Home Adobe Offers Up New Flash Version 11

Adobe Offers Up New Flash Version 11

The first major release of Adobe’s Flash Player in two years was announced today. While anyone could download a beta of v11 over the past several weeks, the finished code will be available early next month and comes packed with new features. As an indication of demand (or just paranoia about potential security exploits), the beta was downloaded a million times in its first week. Flash is used in 98% of desktops that are connected to the Internet, according to Adobe and in just about every device imaginable with the notable exception of the iOS family.
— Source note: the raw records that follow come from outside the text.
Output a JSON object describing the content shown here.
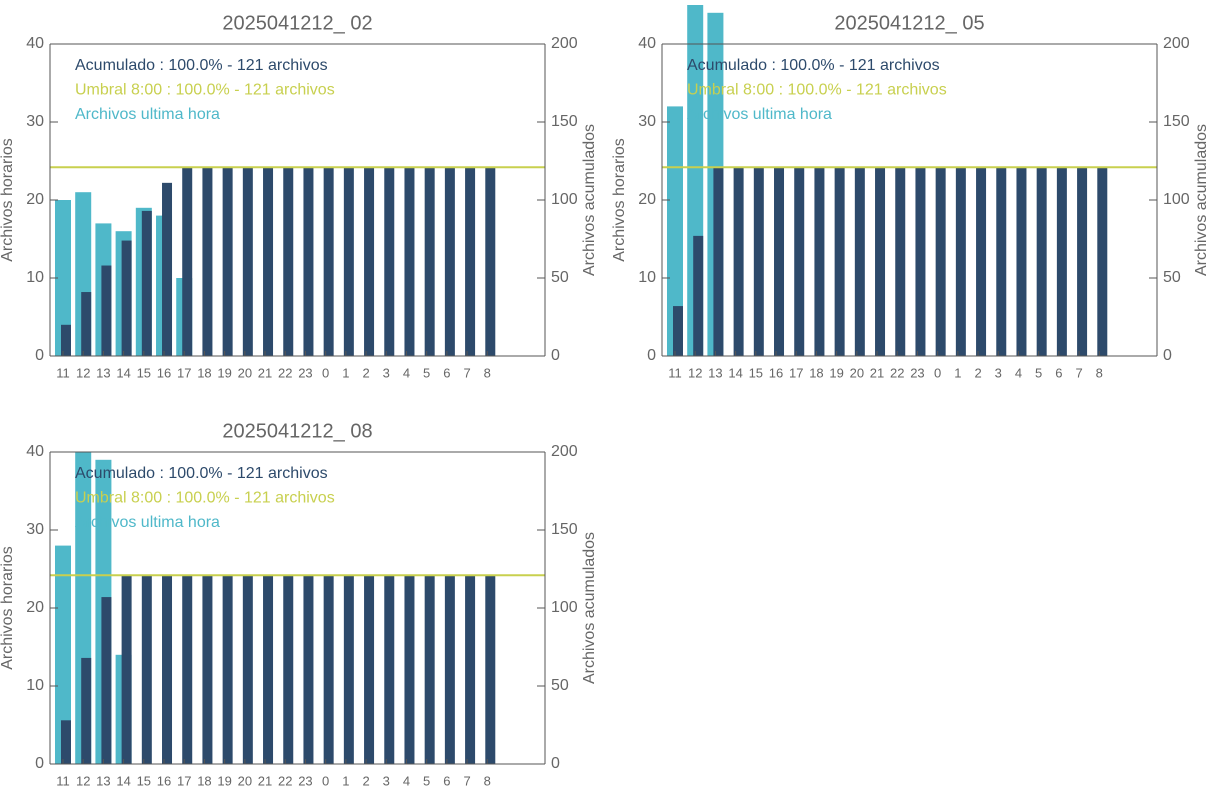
{
  "chart_data": [
    {
      "type": "bar",
      "title": "2025041212_ 02",
      "categories": [
        "11",
        "12",
        "13",
        "14",
        "15",
        "16",
        "17",
        "18",
        "19",
        "20",
        "21",
        "22",
        "23",
        "0",
        "1",
        "2",
        "3",
        "4",
        "5",
        "6",
        "7",
        "8"
      ],
      "series": [
        {
          "name": "Acumulado : 100.0% - 121 archivos",
          "color": "#2d4a6b",
          "axis": "y2",
          "values": [
            20,
            41,
            58,
            74,
            93,
            111,
            121,
            121,
            121,
            121,
            121,
            121,
            121,
            121,
            121,
            121,
            121,
            121,
            121,
            121,
            121,
            121
          ]
        },
        {
          "name": "Archivos ultima hora",
          "color": "#4fb8c9",
          "values": [
            20,
            21,
            17,
            16,
            19,
            18,
            10,
            0,
            0,
            0,
            0,
            0,
            0,
            0,
            0,
            0,
            0,
            0,
            0,
            0,
            0,
            0
          ]
        }
      ],
      "threshold": {
        "name": "Umbral 8:00 : 100.0% - 121 archivos",
        "color": "#c8d04f",
        "value": 121,
        "axis": "y2"
      },
      "ylabel": "Archivos horarios",
      "y2label": "Archivos acumulados",
      "ylim": [
        0,
        40
      ],
      "yticks": [
        0,
        10,
        20,
        30,
        40
      ],
      "y2lim": [
        0,
        200
      ],
      "y2ticks": [
        0,
        50,
        100,
        150,
        200
      ]
    },
    {
      "type": "bar",
      "title": "2025041212_ 05",
      "categories": [
        "11",
        "12",
        "13",
        "14",
        "15",
        "16",
        "17",
        "18",
        "19",
        "20",
        "21",
        "22",
        "23",
        "0",
        "1",
        "2",
        "3",
        "4",
        "5",
        "6",
        "7",
        "8"
      ],
      "series": [
        {
          "name": "Acumulado : 100.0% - 121 archivos",
          "color": "#2d4a6b",
          "axis": "y2",
          "values": [
            32,
            77,
            121,
            121,
            121,
            121,
            121,
            121,
            121,
            121,
            121,
            121,
            121,
            121,
            121,
            121,
            121,
            121,
            121,
            121,
            121,
            121
          ]
        },
        {
          "name": "Archivos ultima hora",
          "color": "#4fb8c9",
          "values": [
            32,
            45,
            44,
            0,
            0,
            0,
            0,
            0,
            0,
            0,
            0,
            0,
            0,
            0,
            0,
            0,
            0,
            0,
            0,
            0,
            0,
            0
          ]
        }
      ],
      "threshold": {
        "name": "Umbral 8:00 : 100.0% - 121 archivos",
        "color": "#c8d04f",
        "value": 121,
        "axis": "y2"
      },
      "ylabel": "Archivos horarios",
      "y2label": "Archivos acumulados",
      "ylim": [
        0,
        40
      ],
      "yticks": [
        0,
        10,
        20,
        30,
        40
      ],
      "y2lim": [
        0,
        200
      ],
      "y2ticks": [
        0,
        50,
        100,
        150,
        200
      ]
    },
    {
      "type": "bar",
      "title": "2025041212_ 08",
      "categories": [
        "11",
        "12",
        "13",
        "14",
        "15",
        "16",
        "17",
        "18",
        "19",
        "20",
        "21",
        "22",
        "23",
        "0",
        "1",
        "2",
        "3",
        "4",
        "5",
        "6",
        "7",
        "8"
      ],
      "series": [
        {
          "name": "Acumulado : 100.0% - 121 archivos",
          "color": "#2d4a6b",
          "axis": "y2",
          "values": [
            28,
            68,
            107,
            121,
            121,
            121,
            121,
            121,
            121,
            121,
            121,
            121,
            121,
            121,
            121,
            121,
            121,
            121,
            121,
            121,
            121,
            121
          ]
        },
        {
          "name": "Archivos ultima hora",
          "color": "#4fb8c9",
          "values": [
            28,
            40,
            39,
            14,
            0,
            0,
            0,
            0,
            0,
            0,
            0,
            0,
            0,
            0,
            0,
            0,
            0,
            0,
            0,
            0,
            0,
            0
          ]
        }
      ],
      "threshold": {
        "name": "Umbral 8:00 : 100.0% - 121 archivos",
        "color": "#c8d04f",
        "value": 121,
        "axis": "y2"
      },
      "ylabel": "Archivos horarios",
      "y2label": "Archivos acumulados",
      "ylim": [
        0,
        40
      ],
      "yticks": [
        0,
        10,
        20,
        30,
        40
      ],
      "y2lim": [
        0,
        200
      ],
      "y2ticks": [
        0,
        50,
        100,
        150,
        200
      ]
    }
  ]
}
Adobe is trying with this release to unify its entire Flash ecosystem and have what it calls “one toolchain, one language, one codebase, one client.” They are also putting so much into Flash that it could be considered the next desktop OS, as I touched upon in a post last week here.
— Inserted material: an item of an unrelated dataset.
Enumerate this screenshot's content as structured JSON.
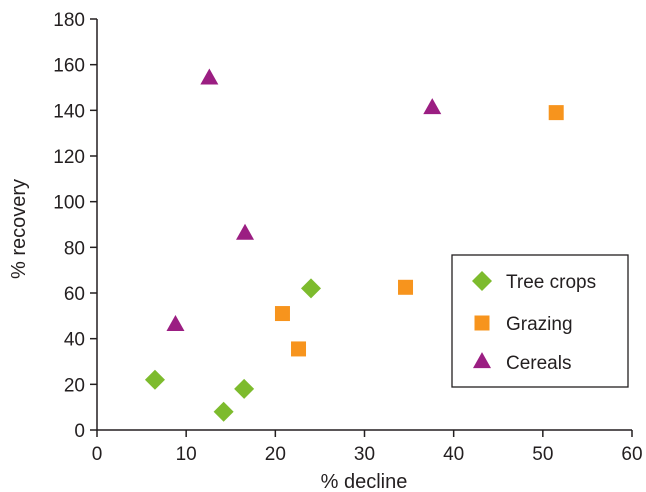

Flash 11, and the accompanying Air v3, will include support for gaming apps, TK, and TK.

On the gaming side, Adobe will try to deliver console-quality gaming experiences with 2D/3D hardware acceleration when the underlying computing platform will support such acceleration. The company claims that at least half of the Windows users have the right kinds of graphics hardware. If you don’t, you will still be able to run your Flash apps, just not very quickly. They claim ten times the rendering performance of v10 Flash Player. When a graphics processor is available and if you are running a current browser version, the Flash app will work with it natively to do tricks such as light sensors and vibration controls.

For media apps, they will take advantage of rental and subscription options and also display full frame rate video and HD quality, including 7.1 surround sound, to connected TVs.
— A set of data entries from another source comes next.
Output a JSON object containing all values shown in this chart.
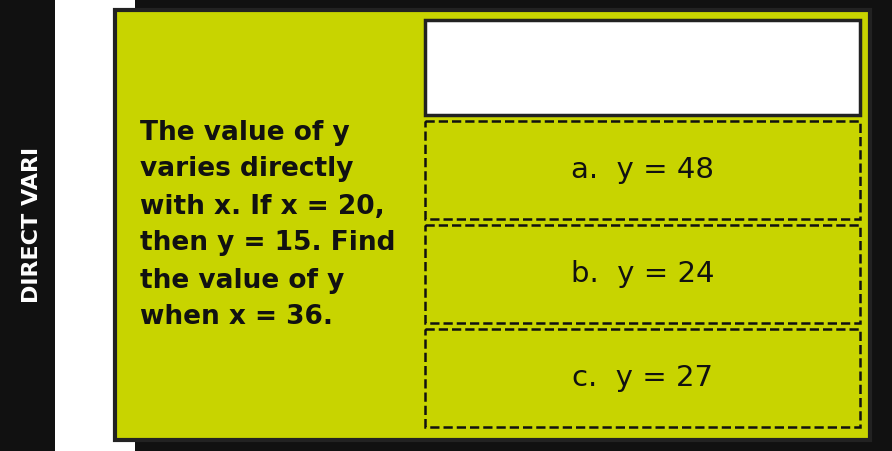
{
  "bg_outer": "#111111",
  "bg_left_strip": "#ffffff",
  "card_color": "#c8d400",
  "card_border": "#222222",
  "question_text": "The value of y\nvaries directly\nwith x. If x = 20,\nthen y = 15. Find\nthe value of y\nwhen x = 36.",
  "answers": [
    "a.  y = 48",
    "b.  y = 24",
    "c.  y = 27"
  ],
  "white_box_bg": "#ffffff",
  "white_box_border": "#222222",
  "answer_box_bg": "#c8d400",
  "answer_box_border": "#111111",
  "text_color": "#111111",
  "font_size_question": 19,
  "font_size_answer": 21,
  "left_label": "DIRECT\nVARI",
  "left_label_color": "#ffffff",
  "left_bg": "#111111"
}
Finally, for the enterprise users, they will leverage more open source libraries, better integrate with Outlook and other business apps, and incorporate NFC APIs. They also intend to make Flash more secure by directly leveraging better crypo and offer support for 64-bit OSs and browsers.

Obviously, this is a lot to take in, and it could be trouble down the road, as Windows developers incorporate Windows-only extensions into their apps, making it tough to deliver a single codebase for example. And while the press briefing made mention of HTML5, it isn’t clear how these extensions to Flash will play out vis-a-vis HTML5 yet or with Windows 8, as we wrote about earlier this week.